The free time during summer gives kids ample opportunities to test boundaries as they explore the Internet, on both the home computer and their mobile device, talk and text with friends on their smartphones, and scan countless viewing choices on TV.

With kids integrating technology into their daily lives, parents need to keep abreast of their kids’ activities.

There are easy-to-use, effective tools available today that allow parents to stay in the driver’s seat of their children’s TV, Internet and wireless activities.  Here’s a quick primer:

Get tech savvy. Ironically, the first step in this process is decidedly low-tech: Talk to your kids. You have to be proactive in discussing what technologies they’re using and how they’re using them. You should even experiment with the technologies, for instance, by sending an instant message to a relative. This will give you a better feel in evaluating risks and potential abuses.

Armed with this knowledge, you can easily find out what parental controls are available. AT&T Smart Controls is one example that brings together information on the privacy and protection features available to subscribers of the company’s high speed Internet, TV and wireless services. The site is a show-and-tell of how parents can safeguard their children against misuse of technology.

Surf smart. From social networking sites and chat rooms to online gaming and other sites, today’s kids know their way around the Net. But most Internet service providers (ISP) offer parents tools to block access to specific Web pages as well as to services such as e-mail, instant messaging, chat groups and message boards.

Since it’s virtually impossible to stay informed about all the sites kids want to visit, also check to see if your ISP offers permission slips, which allow children to request access to unauthorized Web sites. You get to be the judge. Tamper controls are another helpful feature, alerting parents if children attempt to change the settings.

Be wireless smart. As technology expands, so do the possibilities for misusing cell phones. This may take the form of your child making inappropriate calls or downloading expensive or inappropriate material.

Many carriers offer features allowing parents to block select incoming or outgoing calls to the phone and to install “sleep” functions so that calls after a certain time of night do not ring but messages go directly through to voice mail.

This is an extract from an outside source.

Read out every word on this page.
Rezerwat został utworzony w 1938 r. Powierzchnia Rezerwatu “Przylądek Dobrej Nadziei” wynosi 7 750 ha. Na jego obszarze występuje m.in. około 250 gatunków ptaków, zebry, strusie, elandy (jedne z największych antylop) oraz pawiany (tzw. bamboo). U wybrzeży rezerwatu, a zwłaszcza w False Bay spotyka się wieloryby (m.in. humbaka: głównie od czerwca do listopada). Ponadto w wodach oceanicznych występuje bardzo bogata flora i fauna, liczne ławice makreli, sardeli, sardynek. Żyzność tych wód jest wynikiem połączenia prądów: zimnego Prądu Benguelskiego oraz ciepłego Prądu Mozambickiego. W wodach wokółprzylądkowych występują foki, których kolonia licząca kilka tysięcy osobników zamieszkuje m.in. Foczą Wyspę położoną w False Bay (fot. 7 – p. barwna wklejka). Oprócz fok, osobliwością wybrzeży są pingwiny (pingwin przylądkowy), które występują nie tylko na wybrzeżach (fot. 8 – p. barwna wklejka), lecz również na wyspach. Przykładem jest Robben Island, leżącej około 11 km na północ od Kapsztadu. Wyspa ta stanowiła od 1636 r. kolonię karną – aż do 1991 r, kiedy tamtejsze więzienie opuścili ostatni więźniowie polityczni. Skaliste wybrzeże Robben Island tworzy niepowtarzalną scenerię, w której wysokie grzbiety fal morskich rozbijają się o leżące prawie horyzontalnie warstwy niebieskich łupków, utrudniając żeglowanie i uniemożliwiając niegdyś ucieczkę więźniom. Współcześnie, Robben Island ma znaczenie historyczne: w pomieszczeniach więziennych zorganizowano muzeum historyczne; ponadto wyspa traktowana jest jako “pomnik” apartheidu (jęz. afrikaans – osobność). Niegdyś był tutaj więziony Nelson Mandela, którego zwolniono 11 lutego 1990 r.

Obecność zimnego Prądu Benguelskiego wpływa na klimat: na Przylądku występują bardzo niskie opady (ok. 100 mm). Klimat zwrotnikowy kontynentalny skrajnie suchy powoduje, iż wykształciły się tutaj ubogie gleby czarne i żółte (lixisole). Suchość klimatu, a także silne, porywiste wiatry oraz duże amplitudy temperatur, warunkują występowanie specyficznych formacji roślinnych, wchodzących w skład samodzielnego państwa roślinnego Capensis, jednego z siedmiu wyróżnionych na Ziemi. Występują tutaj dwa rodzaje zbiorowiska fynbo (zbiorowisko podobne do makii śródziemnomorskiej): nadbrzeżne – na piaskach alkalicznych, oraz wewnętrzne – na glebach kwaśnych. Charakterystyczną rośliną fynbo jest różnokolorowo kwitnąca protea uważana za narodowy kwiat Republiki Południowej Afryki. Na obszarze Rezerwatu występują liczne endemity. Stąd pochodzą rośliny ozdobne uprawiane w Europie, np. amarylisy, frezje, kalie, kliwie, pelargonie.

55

With most people accessing the Internet from their smartphones today, carriers such as AT&T offer parental controls to restrict mobile phone access to web sites containing content inappropriate for children, as well as to restrict purchase of premium subscriptions and downloads such as games, ringtones and graphics. For example, AT&T Smart Limits for Wireless lets you limit your child’s data usage, texting, purchases, and times of day the device is used. The parental patrols provide your child with the freedom and security of a mobile phone while allowing you to set sensible boundaries for your child.
There also are location-based services, like AT&T FamilyMap, that let users locate a family member’s cell phone on a map via Web browser on a PC or a mobile device. These types of tools give parents peace of mind while they’re away from their children.

Watch smart. The bad news is that, with hundreds of channels on the air, there are more inappropriate viewing options for kids than ever before. The good news is parents have more control than ever over what their kids are watching.

Virtually all TV service providers offer tools to filter movies based on MPAA ratings. Many even offer additional programming protection based on expanded ratings such as violence, language, nudity and sexual content.

Looking to go one step further? Some providers also enable you to prevent your children from viewing selected channels unless they enter the correct password.

In the end, a parent’s responsibilities in overseeing their child’s technology use are not much different than in other areas of daily life. Set clear boundaries on appropriate and inappropriate uses of technology. Then monitor their activity and be consistent with enforcing rules.

Above all, don’t be intimidated. Even if you’re less savvy about the technology than your children, you have the tools to make your job simpler in an ever more complicated world.